Author Jörg Steiner died Sunday in his home town of Biel at the age of 82. Over five decades Steiner created some 30 novels, poems and picture books and was awarded more than a dozen literature prizes.
Steiner, the son of a civil engineer, was born on October 26, 1930, in Biel. During his life he traveled extensively in Europe, America and Africa. Early on, after breaking off training as a druggist, he became a teacher. In 1953 he took on a position as a teacher in a reform school in Aarwangen, in the canton of Bern.
The school inspired three of his novels, which were set in a reform school called Brandmoos and dealt with difficult themes like escape, imprisonment, isolation, and disability.
In 1954 Steiner founded a small press, the “Vorstadtpresse”, which he headed until 1960. Around the same time he worked as a teacher in the town of Nidau, served as litertaure editor for the newspaper Bieler Tagblatt, and sat from 1973 to 1979 in the Biel legislature.
Steiner was a celebrated writer. In 1976 he received the literature prize of the canton of Bern, in 1982 the Gustav Heinemann Preis (Germany), in 1994 the Erich Fried Prize (Austria), in 1998 the Berlin Literature Prize, and in 2002 the Max Frisch Prize awarded by the city of Zurich, which included a cash sum of SFr50,000 ($53,622).
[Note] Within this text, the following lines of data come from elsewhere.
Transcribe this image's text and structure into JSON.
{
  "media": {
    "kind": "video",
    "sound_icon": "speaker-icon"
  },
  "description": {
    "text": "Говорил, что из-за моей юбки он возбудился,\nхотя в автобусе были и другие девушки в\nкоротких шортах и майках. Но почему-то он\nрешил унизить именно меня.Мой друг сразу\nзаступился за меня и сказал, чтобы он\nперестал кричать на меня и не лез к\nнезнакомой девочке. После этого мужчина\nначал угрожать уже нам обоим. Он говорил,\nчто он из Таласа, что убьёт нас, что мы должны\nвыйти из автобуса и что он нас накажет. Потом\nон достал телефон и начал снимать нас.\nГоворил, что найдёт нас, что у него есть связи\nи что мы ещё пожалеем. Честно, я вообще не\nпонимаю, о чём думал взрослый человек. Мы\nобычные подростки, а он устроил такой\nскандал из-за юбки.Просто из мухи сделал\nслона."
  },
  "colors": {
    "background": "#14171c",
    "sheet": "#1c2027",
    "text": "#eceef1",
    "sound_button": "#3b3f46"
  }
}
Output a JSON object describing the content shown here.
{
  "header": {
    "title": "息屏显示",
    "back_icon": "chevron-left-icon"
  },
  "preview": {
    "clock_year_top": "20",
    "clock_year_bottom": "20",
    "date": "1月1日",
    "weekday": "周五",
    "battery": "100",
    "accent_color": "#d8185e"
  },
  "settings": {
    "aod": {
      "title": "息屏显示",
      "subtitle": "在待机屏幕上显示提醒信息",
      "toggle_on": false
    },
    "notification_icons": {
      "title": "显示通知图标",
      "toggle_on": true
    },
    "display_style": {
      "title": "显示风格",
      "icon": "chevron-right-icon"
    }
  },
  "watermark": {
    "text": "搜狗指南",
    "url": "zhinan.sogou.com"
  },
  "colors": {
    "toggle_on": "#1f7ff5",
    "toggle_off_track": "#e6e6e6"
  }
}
Steiner’s most successful books were the picture books he created with illustrator Jörg Müller, among them “Der Eisblumenwald”, published in 1983, and “Aufstand der Tiere oder die neuen Stadtmusikanten”, published in 1989. In 2005 the two men were nominated for the highly renowned Astrid Lindgren Memorial Award, the world’s largest award for children’s and young adult literature.